Windhoek, Namibia

Travelogue Namibia 6: Windhoek


2 October 2021

Very quickly not used to early mornings and waking up to alarms, it was a necessary evil in order to get our Covid PCR tests done in time to get the results before our flight out the next day. Deemed mandatory for us to get home again, the labs would take anywhere between 6 and 48 hours to produce results – depending on what you’re prepared to pay. With Namibian towns being as spread out as they are, and the nearest testing station to our camp at Okaukuejo being 3 hours away (and in the wrong direction), we reasoned that it made sense to get up a bit earlier and get to Windhoek in time for the 14 hour one, at the R900 per person rate.

We kept to time, bidding final farewells to the watering hole and its exhibitionist wildlife residents just after 07h00, and still had time for a buffet breakfast (and the now-obligatory tyre check) before departing at 07h30.

It was tar road all the way, so the 4 hour estimate was accurate, and allowed for a leg-stretch midway.

We had booked our Covid tests at a “roadblock” station and, not sure exactly what we were looking for, we were fortunate that the little pop-up shop in a shipping container was both exactly where we expected it to be on our online map and adjacent to a matching pop-up Police station with loads of signage or we might have blinked and missed it.

Despite having completed the laborious online booking forms, the attendant was not expecting us. It didn’t matter though, there was no queue and so a quick clipboard and form later, he was poking swabs up noses and down throats, as per preference.

30km later we arrived at the APS Guesthouse on Robert Mugabe Avenue in Windhoek. We had lovely big en suite rooms… Not that we needed them for much since we left almost immediately.

We walked to the Heinitzberg Castle, a beautiful old building from the turn of the last century. Count von Schwerin had built the elegant castle in 1914 for his fiancee, Margarethe von Heinitz, and it would serve as a great location for our welcome drink, with its panoramic views over Windhoek and its old-world charm.

Our next stop was quite the opposite; a very down-to-earth locals’ pub called Andy’s, where we had to line the stomach with the chips platter with its thick cheesy, garlic and bacon bits sauce. 

Our highlight for the day was a trip to Joe’s Beerhouse, which by all accounts was a ‘must do’ when in Windhoek, for its combination of bric-a-brac decor and delicious menu. Inspired by both German and Namibian influences, the secret sauce in the menu was traditional favourites with a twist, like the Eisbein burger (that Michele had), the game lasagne (that Chris had) and the Oryx schnitzel (that I had, obviously).
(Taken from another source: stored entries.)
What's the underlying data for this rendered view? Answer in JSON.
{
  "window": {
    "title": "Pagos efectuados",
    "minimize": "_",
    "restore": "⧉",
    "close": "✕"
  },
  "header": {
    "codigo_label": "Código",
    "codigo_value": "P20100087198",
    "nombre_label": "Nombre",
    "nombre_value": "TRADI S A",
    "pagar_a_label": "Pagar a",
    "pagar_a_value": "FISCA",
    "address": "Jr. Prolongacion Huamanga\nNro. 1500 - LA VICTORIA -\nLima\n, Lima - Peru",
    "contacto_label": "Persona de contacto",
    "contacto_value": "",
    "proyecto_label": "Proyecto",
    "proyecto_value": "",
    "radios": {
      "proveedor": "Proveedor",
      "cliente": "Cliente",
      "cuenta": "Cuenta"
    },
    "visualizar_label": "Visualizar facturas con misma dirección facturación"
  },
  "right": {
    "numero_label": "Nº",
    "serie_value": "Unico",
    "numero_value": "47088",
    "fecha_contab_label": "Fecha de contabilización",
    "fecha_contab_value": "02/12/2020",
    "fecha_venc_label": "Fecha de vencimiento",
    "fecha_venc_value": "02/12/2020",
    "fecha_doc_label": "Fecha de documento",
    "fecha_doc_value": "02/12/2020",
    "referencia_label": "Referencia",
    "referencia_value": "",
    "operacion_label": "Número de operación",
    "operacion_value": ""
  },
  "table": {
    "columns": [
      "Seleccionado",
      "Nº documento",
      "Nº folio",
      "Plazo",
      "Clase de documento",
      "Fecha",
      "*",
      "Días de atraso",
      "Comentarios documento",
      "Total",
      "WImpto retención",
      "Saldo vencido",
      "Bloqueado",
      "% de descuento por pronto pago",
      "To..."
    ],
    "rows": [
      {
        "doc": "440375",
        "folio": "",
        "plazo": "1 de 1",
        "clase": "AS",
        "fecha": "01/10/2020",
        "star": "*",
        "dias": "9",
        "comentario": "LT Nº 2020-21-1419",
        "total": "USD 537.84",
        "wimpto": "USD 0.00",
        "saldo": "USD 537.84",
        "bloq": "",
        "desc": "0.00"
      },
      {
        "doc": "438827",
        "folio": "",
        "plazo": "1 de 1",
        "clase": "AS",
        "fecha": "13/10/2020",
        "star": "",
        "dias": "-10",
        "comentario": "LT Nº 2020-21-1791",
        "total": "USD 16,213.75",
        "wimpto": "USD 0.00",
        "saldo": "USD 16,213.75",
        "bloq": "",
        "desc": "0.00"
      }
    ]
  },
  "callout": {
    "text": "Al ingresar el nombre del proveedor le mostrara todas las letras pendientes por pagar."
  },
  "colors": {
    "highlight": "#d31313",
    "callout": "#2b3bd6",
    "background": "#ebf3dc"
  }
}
With great service and a very relaxed atmosphere, it was easy to pass more than a couple of hours relaxing at our table in the gardens. 

It started getting a little chilly in the evening, so we headed back to our guesthouse, which had a lovely pool deck and some very exuberant guests who kept us entertained as we shamelessly eavesdropped into their conversation.
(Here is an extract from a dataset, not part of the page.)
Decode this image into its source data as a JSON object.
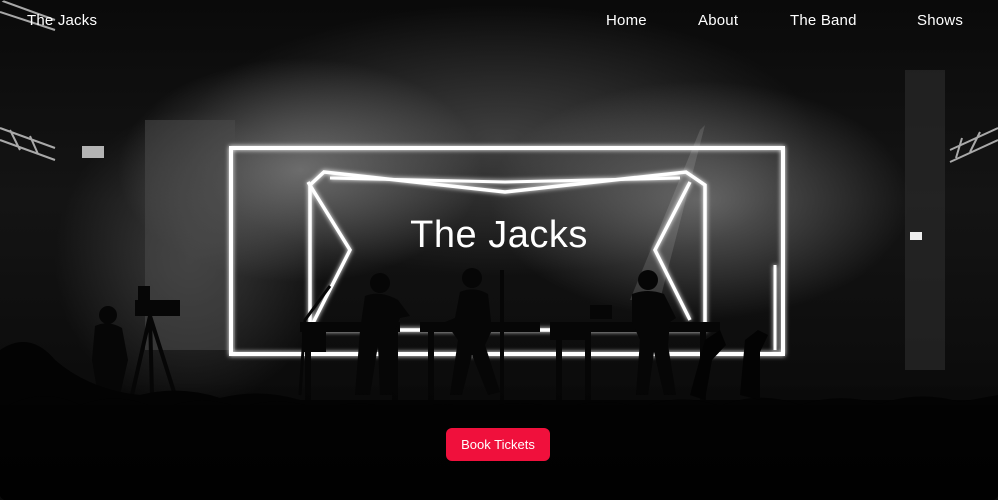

On our very last morning of what had been a very eventful week or so, we were able to sleep in a bit, and still get in a run before breakfast.

Having made no effort on the previous day, we felt it worthy to do a short circuit of some of the basic sights, that were fortunately all very easily accessible on the grid of landmark roads where we were staying.

We ran down Jan Jonker Street, named after a Namibian tribal leader from the 1800s, far enough to be able to cut across and back to our road to see the famous Christuskirche (built in 1896) and some monuments to Namibian government. A very easy 5km loop, nice and flat.

Breakfast was a treat with the a la carte menu offering both French Toast and Canadian Flapjack options, among others. With the long journey home ahead of us, we filled our boots to see us home.